Keris also sticks to a treatment plan that involves both medication and therapy. Her present balance works for her now, but was not discovered quickly or easily. She worked hard, along with her doctor, to find the right combination for her unique symptoms. It took years of trial and error, but now she knows herself better than ever before.
Ultimately, Keris knows what type of life is stabilizing for her temperament and abilities. This is confirmed by her success at work, a nonprofit organization that benefits greatly from her skills and leadership. Settling into her executive position highlights how important it is for her to be in a challenging, demanding, and time consuming career; not simple labour jobs.

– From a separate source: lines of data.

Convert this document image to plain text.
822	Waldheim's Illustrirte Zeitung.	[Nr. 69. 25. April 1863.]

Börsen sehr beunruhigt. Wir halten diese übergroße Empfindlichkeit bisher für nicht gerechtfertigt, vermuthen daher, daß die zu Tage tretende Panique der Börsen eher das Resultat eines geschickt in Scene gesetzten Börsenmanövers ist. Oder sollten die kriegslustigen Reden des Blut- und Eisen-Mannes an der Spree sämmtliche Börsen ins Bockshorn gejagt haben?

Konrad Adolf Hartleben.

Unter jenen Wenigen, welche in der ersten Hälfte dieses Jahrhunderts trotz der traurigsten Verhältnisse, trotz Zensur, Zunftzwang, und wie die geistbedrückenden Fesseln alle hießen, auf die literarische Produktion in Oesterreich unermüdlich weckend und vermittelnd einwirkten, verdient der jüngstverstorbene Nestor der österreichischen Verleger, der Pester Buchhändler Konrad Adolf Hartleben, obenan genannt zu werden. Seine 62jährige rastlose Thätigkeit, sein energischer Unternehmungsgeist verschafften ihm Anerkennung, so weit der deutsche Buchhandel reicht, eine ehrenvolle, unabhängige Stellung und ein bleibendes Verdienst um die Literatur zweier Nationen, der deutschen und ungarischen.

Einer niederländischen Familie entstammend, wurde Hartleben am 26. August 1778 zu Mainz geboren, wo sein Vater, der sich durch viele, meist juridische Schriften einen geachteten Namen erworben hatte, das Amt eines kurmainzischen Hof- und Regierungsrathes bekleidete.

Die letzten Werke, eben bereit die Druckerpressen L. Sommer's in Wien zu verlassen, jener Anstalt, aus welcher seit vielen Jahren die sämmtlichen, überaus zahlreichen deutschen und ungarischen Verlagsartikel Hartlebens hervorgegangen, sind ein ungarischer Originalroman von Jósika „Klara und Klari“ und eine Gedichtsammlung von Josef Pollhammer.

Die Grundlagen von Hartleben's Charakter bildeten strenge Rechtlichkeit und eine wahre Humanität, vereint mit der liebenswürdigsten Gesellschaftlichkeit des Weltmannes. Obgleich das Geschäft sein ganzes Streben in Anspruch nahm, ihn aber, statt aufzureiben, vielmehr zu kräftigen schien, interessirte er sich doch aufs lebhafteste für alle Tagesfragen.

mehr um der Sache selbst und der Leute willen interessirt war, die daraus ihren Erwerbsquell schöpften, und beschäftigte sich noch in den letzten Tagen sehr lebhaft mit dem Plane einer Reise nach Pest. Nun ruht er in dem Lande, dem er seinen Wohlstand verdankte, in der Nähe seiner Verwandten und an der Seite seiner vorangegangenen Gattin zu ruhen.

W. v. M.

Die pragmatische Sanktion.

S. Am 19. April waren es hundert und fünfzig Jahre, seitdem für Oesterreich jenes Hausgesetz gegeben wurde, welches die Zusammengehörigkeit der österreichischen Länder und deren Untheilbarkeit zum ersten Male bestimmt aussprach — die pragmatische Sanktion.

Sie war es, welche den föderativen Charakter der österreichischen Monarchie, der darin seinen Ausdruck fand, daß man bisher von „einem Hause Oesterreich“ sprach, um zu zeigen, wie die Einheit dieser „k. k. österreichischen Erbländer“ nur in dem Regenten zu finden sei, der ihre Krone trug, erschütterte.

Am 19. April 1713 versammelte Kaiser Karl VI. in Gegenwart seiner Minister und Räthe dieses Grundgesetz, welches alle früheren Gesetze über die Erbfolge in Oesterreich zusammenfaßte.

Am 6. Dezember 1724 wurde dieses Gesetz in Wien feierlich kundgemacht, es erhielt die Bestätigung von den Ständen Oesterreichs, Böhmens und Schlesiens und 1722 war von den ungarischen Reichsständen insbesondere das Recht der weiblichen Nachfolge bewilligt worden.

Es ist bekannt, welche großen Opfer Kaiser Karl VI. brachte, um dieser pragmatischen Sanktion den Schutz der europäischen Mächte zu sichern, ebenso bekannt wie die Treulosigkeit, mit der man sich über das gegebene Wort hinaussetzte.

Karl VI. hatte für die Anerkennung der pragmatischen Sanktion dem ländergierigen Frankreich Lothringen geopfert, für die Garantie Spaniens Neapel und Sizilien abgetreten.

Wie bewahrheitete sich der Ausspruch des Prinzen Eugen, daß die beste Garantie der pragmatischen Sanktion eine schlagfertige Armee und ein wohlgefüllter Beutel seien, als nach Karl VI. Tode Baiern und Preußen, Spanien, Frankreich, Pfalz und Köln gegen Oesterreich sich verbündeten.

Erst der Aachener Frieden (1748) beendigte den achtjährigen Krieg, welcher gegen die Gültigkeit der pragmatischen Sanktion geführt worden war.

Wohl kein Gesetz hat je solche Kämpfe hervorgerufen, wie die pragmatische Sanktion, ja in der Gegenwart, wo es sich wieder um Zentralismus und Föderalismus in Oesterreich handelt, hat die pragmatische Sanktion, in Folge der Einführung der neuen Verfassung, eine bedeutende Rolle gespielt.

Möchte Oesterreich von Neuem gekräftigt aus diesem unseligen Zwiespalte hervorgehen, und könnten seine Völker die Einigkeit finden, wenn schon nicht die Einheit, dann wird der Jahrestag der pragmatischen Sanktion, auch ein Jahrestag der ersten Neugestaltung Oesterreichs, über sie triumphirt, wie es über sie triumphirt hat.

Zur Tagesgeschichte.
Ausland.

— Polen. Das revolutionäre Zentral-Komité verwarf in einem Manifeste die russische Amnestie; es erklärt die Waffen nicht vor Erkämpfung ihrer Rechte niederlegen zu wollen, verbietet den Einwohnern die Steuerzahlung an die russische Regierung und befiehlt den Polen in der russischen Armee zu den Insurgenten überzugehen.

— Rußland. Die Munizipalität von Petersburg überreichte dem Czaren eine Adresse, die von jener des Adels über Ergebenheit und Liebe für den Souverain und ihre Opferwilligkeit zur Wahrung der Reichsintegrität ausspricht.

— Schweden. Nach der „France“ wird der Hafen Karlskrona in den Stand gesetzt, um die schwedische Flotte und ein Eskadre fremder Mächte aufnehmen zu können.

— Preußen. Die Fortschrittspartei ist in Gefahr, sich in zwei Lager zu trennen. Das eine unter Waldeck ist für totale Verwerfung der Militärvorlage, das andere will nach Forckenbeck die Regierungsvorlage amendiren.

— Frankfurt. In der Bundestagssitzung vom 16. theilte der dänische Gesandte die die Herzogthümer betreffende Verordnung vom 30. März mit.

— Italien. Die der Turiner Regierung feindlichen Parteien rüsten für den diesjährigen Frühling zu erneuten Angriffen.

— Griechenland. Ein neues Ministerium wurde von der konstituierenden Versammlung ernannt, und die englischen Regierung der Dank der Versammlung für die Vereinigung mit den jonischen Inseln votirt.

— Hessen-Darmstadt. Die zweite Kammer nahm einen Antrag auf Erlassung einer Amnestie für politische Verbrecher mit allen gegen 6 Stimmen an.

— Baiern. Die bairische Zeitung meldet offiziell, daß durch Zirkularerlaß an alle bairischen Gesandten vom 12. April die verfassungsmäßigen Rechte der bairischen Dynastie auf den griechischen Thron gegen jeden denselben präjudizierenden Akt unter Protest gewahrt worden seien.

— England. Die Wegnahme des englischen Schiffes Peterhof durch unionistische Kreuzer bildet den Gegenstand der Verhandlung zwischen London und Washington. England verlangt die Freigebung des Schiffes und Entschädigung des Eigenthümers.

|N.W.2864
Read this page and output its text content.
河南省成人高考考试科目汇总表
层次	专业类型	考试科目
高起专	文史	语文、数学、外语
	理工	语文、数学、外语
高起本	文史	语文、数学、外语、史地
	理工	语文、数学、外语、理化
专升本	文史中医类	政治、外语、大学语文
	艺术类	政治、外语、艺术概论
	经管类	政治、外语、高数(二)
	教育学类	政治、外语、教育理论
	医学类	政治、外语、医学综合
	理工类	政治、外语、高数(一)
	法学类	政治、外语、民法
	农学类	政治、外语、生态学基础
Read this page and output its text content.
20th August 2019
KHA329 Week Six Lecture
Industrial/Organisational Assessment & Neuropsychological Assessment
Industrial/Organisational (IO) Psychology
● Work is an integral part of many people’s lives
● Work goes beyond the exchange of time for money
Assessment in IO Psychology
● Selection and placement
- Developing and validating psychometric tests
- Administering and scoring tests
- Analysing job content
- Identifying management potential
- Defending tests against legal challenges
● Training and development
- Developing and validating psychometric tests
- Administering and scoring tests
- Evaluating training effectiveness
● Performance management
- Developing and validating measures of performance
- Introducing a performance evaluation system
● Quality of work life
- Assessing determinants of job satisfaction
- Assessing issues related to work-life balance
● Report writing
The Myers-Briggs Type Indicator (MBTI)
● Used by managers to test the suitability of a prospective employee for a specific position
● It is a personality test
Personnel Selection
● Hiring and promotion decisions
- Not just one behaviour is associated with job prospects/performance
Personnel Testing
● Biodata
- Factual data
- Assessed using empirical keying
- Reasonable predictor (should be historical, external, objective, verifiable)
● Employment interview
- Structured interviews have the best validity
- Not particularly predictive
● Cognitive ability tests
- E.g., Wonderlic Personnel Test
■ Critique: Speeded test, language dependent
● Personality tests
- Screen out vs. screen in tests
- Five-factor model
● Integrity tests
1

To say Keris keeps herself busy is an understatement. This rigorous work schedule is actually freeing for her because it allows her mind move to fast and furiously, as it often wants to, but her thoughts and actions are focused. A relative quote from the article’s author, Benedict Carey, says this about Keris: “Her mind runs on high, and without fuel — without work — it seems to want to feed on itself.”
May the Right Career Help You Cope with Mental Illness?
Keris Myrick is an inspiration for all people, especially those who have mental health diagnoses. While not everyone is meant to become an executive, or fulfill this type of fast-paced, demanding schedule, Keris exemplifies the ability to develop coping techniques that aid cycling moods, energy levels, attacks of the mind, and more.
How do you manage the symptoms of your mental health diagnosis? Are you able to function in a career position? What are ways that you cope with bursts of energies, lackluster moods, delusions, hallucinations, and other symptoms?